Facebook did not elaborate on how quickly news pages will be restored but a test by Gizmodo revealed that users still can’t post news. Anyone who tries to post a link to a news site receives a message that reads, “In response to Australian government legislation, Facebook restricts the posting of news links and all posts from news Pages in Australia. Globally, the posting and sharing of news links from Australian publications is restricted.”
Frydenberg’s office published a blog post on Tuesday going into more detail about what changes they’ve floated to the Media Code that will be more palatable to Facebook’s interests:
a decision to designate a platform under the Code must take into account whether a digital platform has made a significant contribution to the sustainability of the Australian news industry through reaching commercial agreements with news media businesses;
a digital platform will be notified of the Government’s intention to designate prior to any final decision – noting that a final decision on whether or not to designate a digital platform would be made no sooner than one month from the date of notification;
non-differentiation provisions will not be triggered because commercial agreements resulted in different remuneration amounts or commercial outcomes that arose in the course of usual business practices; and
final offer arbitration is a last resort where commercial deals cannot be reached by requiring mediation, in good faith, to occur prior to arbitration for no longer than two months.

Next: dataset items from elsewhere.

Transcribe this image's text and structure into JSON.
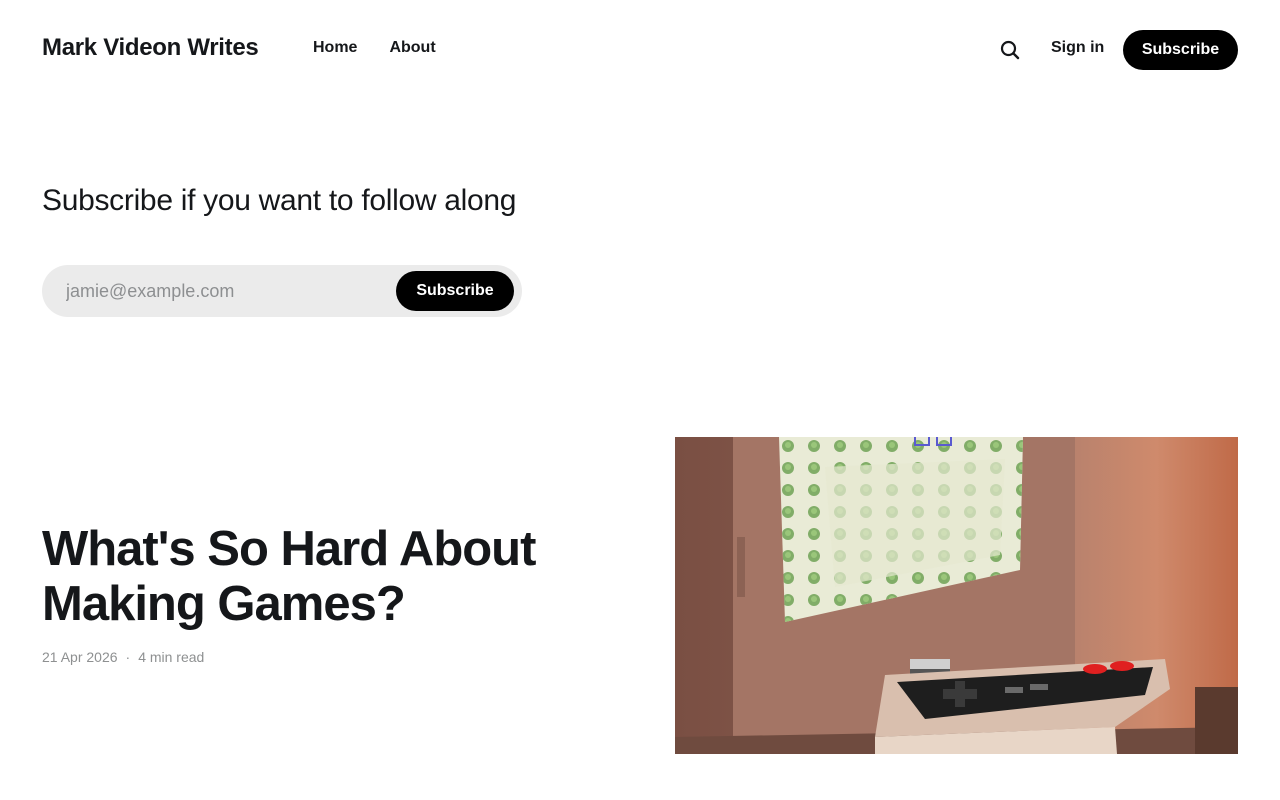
{
  "header": {
    "site_title": "Mark Videon Writes",
    "nav": [
      "Home",
      "About"
    ],
    "search_icon": "search-icon",
    "signin_label": "Sign in",
    "subscribe_label": "Subscribe"
  },
  "cta": {
    "heading": "Subscribe if you want to follow along",
    "email_placeholder": "jamie@example.com",
    "submit_label": "Subscribe"
  },
  "post": {
    "title": "What's So Hard About Making Games?",
    "date": "21 Apr 2026",
    "separator": "·",
    "reading_time": "4 min read"
  },
  "colors": {
    "text": "#15171a",
    "button_bg": "#000000",
    "input_bg": "#ebebeb",
    "muted": "#8e9091"
  }
}
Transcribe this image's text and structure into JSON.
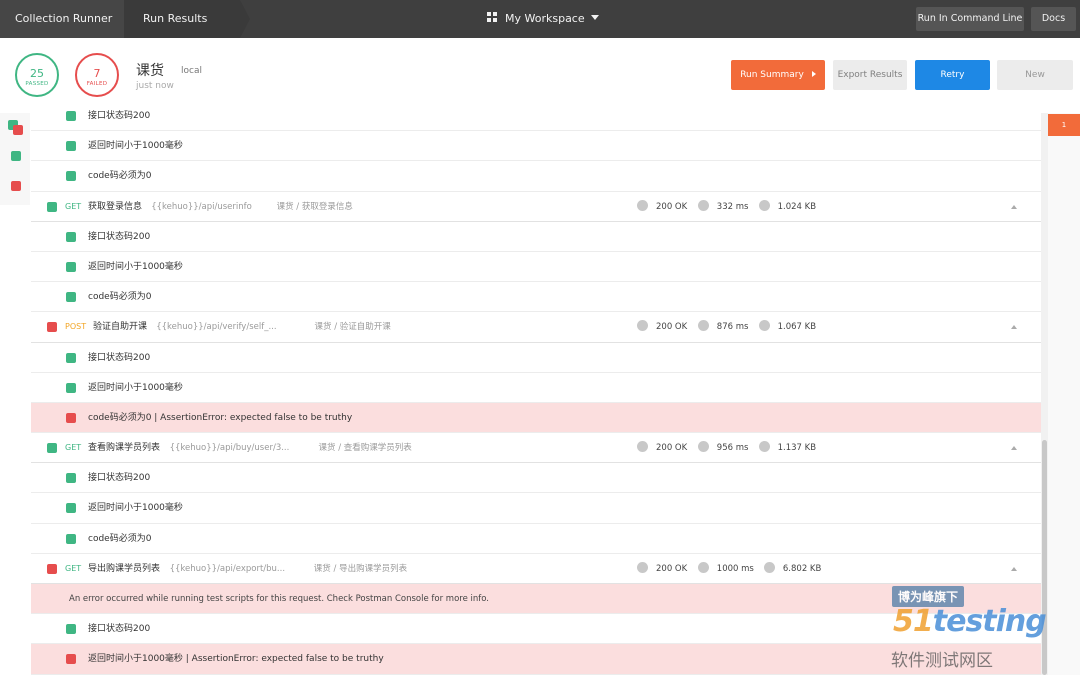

Not a bad job, from the Australian government’s point of view. They asked for the moon, and got half of it. The question becomes whether this deal actually helps publishers in Australia or if the money only goes to guys like Rupert Murdoch and his media empire.
Murdoch was the main driver behind the Media Code, so we can probably bet who will actually benefit from this new scheme. But good for you guys. Way to win one for the little guy. Or, the slightly smaller guy, as it were.
Facebook blocked dozens of charity groups, nonprofit organizations, and even random big box retailers in Australia late Wednesday (early Thursday, local time), a move that appears to be collateral damage from Facebook’s ban on news in the country. Facebook even briefly blocked its own page in Australia, according to multiplereports and confirmation from a Facebook spokesperson.
Facebook blocked all “news” content from being distributed on its platform in Australia on Wednesday over a decision by the federal government to potentially implement new rules that would force big tech companies to negotiate with news outlets and pay for news content. Facebook says the proposed rules are an attempt, “to penalize Facebook for content it didn’t take or ask for.”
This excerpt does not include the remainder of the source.